La fatalité qui entoure les protagonistes pourrait être un autre élément reliant les deux réalisateurs. En effet, Emilia Perez transpire une noirceur inévitable vis-à-vis des thématiques que le film aborde.

D’un côté, il se veut éminemment politique, n’hésitant pas à aborder frontalement la corruption de l’administration mexicaine, la violence à laquelle s’adonnent les cartels, ou encore l’omniprésente des féminicides en Amérique Centrale ; un sujet ô combien répandu dans la société mexicaine actuelle. De l’autre, le long-métrage de Jacques Audiard interroge à une autre échelle — plus intime — le dilemme de la transidentité, le secret, ainsi que la sororité.

Zoe Saldaña et Karla Sofía Gascón dans Émilia Perez.©Saint-Laurent Productions

Ces thématiques sont amenées avec une grande subtilité tout au long du film, mais surtout, elles offrent plusieurs niveaux de lecture, faisant ainsi d’Emilia Perez une œuvre aussi riche dans le fond que dans la forme.

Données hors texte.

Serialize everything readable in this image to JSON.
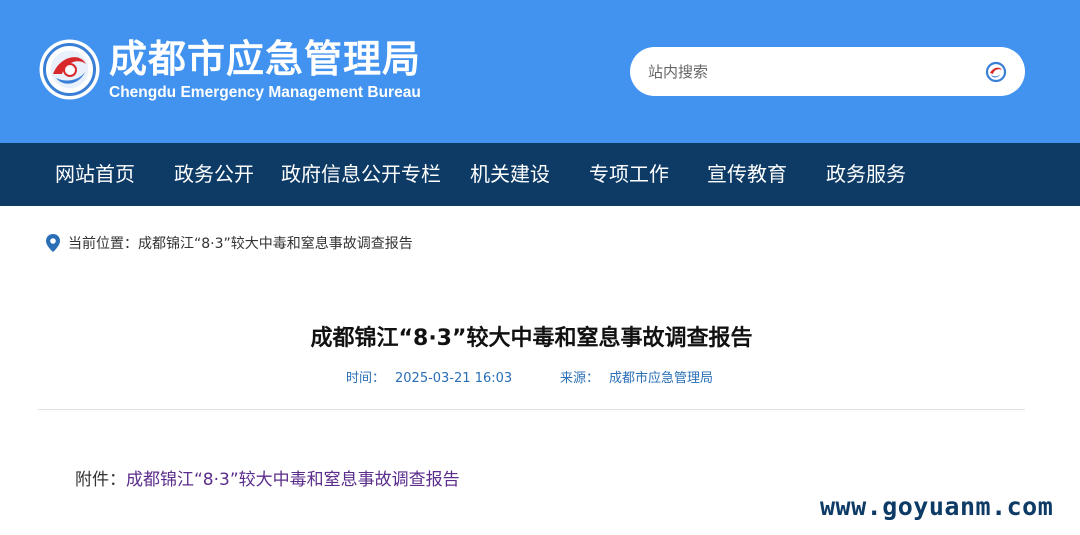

Enfin, le film ne serait rien sans ses actrices. Pour son retour en force, Jacques Audiard a pu compter sur un trio flamboyant pour porter cette œuvre surprenante. Zoe Saldaña trouve ici son meilleur rôle, Selena Gomez est d’une rare tendresse, tandis que Karla Sofía Gascón crève tout simplement l’écran. Ensemble, elles forment un cocktail explosif et portent sur leurs épaules une œuvre engagée, mélancolique, musicale et féministe. La combinaison parfaite pour séduire la Présidente du Jury Greta Gerwig en somme.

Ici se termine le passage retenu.